İnanaın var daha neler var..Her veliye tam tersını soyleyenlerde var..Öğrencının yazılıları 20..Ama veliye Çocuğunuz cok başarılı efendı dıyen öğretmenler var.Boyle deyince velide memnun oluyor..


Siz ilgili bır anne olarak notunuda bılıyorsunuz.Öğretmenın kibarca hatasını yuzune vurdunuz.Tebrık ederım.

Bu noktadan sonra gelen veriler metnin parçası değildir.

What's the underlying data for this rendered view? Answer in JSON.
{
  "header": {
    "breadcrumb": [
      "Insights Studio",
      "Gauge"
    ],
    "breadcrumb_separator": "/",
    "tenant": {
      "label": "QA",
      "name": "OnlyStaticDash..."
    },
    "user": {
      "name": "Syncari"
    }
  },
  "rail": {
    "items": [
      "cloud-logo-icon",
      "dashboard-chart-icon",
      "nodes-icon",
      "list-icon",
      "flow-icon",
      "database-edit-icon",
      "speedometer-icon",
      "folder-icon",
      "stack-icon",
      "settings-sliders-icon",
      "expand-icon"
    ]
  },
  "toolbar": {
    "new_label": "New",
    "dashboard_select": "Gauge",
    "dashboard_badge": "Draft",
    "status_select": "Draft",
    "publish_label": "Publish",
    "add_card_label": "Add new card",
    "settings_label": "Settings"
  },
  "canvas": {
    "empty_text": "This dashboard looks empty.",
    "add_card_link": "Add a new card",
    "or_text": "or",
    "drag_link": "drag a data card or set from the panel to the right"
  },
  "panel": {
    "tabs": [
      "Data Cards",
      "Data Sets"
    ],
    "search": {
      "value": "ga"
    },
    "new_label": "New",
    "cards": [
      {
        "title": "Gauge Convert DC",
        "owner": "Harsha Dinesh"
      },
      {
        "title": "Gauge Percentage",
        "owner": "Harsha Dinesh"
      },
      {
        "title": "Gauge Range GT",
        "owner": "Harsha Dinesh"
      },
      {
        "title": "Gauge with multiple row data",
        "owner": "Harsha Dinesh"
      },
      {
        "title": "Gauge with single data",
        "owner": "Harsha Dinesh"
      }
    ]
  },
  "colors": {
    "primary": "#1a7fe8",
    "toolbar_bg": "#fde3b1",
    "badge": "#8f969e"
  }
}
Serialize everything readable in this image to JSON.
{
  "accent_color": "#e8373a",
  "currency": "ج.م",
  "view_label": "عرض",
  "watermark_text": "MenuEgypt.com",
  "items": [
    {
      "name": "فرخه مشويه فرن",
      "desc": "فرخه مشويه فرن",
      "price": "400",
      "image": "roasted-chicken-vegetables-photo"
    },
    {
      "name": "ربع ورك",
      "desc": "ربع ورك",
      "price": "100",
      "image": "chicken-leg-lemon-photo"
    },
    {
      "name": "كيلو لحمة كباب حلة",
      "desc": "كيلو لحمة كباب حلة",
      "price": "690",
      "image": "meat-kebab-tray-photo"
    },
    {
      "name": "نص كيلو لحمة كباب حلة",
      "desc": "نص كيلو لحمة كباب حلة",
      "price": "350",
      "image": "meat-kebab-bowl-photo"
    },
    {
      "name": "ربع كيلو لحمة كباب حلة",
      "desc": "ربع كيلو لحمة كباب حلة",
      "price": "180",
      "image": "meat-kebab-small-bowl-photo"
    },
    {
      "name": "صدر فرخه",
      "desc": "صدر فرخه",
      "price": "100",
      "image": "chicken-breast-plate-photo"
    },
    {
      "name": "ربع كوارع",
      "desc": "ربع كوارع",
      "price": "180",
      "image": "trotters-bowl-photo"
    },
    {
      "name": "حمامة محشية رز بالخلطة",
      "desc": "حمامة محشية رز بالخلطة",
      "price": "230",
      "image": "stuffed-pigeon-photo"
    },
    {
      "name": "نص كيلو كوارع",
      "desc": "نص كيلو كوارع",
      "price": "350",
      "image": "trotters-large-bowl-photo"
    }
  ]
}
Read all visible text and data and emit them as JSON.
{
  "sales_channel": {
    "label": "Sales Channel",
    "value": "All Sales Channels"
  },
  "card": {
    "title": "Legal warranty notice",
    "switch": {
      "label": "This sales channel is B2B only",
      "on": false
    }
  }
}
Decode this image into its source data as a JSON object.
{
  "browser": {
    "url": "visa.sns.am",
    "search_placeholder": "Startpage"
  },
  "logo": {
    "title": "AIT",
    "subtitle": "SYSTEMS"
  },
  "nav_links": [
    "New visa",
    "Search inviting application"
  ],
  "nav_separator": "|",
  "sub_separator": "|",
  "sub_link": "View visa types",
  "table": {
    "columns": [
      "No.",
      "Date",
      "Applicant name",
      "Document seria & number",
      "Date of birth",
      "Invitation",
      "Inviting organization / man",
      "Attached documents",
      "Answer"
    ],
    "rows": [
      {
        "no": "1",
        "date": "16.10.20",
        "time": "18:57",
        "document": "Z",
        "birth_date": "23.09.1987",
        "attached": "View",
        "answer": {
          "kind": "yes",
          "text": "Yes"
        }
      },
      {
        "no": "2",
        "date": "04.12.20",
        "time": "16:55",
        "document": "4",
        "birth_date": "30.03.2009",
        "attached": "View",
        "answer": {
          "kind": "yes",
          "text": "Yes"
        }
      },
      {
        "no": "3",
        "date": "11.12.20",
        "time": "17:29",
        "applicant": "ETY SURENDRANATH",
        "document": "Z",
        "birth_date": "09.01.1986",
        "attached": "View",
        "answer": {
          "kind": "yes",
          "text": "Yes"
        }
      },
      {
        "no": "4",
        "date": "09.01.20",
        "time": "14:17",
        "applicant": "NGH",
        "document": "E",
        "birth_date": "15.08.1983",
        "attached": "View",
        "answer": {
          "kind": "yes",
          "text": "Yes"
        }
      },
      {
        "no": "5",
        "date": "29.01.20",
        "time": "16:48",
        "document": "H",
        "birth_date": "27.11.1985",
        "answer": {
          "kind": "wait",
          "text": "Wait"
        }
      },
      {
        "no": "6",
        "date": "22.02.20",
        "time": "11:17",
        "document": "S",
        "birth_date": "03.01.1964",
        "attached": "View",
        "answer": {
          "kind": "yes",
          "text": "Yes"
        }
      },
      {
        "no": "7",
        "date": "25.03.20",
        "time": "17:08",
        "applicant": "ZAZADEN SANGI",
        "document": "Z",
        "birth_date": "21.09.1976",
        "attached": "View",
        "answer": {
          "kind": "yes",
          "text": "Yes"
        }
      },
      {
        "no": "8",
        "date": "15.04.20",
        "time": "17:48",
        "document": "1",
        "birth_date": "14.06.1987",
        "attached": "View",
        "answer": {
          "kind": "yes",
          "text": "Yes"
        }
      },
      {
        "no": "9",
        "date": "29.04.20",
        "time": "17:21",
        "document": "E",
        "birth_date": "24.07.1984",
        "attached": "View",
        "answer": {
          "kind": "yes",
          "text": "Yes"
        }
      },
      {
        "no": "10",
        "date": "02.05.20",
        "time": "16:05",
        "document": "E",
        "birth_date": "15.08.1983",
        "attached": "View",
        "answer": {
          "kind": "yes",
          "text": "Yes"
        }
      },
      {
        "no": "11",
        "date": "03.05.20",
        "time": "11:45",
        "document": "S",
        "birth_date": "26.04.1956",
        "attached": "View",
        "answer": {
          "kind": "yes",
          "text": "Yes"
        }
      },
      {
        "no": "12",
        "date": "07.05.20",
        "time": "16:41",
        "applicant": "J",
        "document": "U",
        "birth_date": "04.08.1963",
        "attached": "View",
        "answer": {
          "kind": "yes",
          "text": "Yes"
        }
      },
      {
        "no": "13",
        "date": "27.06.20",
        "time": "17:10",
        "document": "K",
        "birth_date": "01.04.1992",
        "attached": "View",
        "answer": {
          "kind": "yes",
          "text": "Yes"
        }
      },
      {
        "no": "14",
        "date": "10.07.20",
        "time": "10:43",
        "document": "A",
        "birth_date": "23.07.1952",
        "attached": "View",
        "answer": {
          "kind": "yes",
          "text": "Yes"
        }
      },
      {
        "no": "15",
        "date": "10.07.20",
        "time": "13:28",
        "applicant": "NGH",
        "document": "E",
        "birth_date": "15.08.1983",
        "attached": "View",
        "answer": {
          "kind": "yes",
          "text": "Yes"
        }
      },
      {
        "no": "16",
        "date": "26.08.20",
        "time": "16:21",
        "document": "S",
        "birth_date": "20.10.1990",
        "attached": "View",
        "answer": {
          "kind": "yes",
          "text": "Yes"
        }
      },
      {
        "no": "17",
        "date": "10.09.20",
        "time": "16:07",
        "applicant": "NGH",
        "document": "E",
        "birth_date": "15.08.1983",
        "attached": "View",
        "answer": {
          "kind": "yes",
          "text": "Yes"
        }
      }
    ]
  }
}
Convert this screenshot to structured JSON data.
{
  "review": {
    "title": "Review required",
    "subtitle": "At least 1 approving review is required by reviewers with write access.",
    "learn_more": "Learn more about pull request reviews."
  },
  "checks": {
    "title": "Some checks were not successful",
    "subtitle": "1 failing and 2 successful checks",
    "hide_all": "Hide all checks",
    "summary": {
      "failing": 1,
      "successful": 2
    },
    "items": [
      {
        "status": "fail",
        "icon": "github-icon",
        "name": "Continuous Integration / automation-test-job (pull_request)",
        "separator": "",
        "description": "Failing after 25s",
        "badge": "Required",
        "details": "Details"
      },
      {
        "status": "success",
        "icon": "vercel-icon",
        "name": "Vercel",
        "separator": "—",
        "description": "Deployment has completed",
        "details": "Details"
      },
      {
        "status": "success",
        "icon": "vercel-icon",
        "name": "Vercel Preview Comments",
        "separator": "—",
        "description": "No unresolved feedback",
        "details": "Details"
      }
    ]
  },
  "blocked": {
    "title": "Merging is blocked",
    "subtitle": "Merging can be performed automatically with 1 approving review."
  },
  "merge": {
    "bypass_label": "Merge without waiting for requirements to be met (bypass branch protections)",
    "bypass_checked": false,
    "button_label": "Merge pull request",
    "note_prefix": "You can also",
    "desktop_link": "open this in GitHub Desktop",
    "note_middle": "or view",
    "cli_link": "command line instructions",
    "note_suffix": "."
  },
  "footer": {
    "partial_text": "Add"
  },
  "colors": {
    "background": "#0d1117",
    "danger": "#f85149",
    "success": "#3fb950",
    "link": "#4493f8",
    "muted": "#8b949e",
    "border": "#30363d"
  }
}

Ben de hatalı bırşey söylemeyeyim dıye branş öğretmenı olunca haftada 250 öğrencı goruyorum.Halıyle hepsını tanıyamıyorum.

Veliye çocugun, hangı sınıfta dıyınce bılmıyorum kı dıyor.Nöbetçi öğrencıden, sınıftan öğrencıyı cağırmasını istiyorum..Yüzünü görup oyle soylıyorum...

Bırakın notunu hangı sınıfta hangi şubede bilmiyor maalesef...

Eleştırmeye gelince öğretmenleri yerden yere vuruyor..

Bız dayak atan hıçbir öğretmeni savunmuyoruz.Bizde insanız ses tonumuz yükselebilir..Ama şiddet her ne olursa olsun hangi ortamda karşıyımm.

Burda eğitimciler olarak velilerden beklentılerımizi yazıyoruz..Yazıncada laf işitiyoruz..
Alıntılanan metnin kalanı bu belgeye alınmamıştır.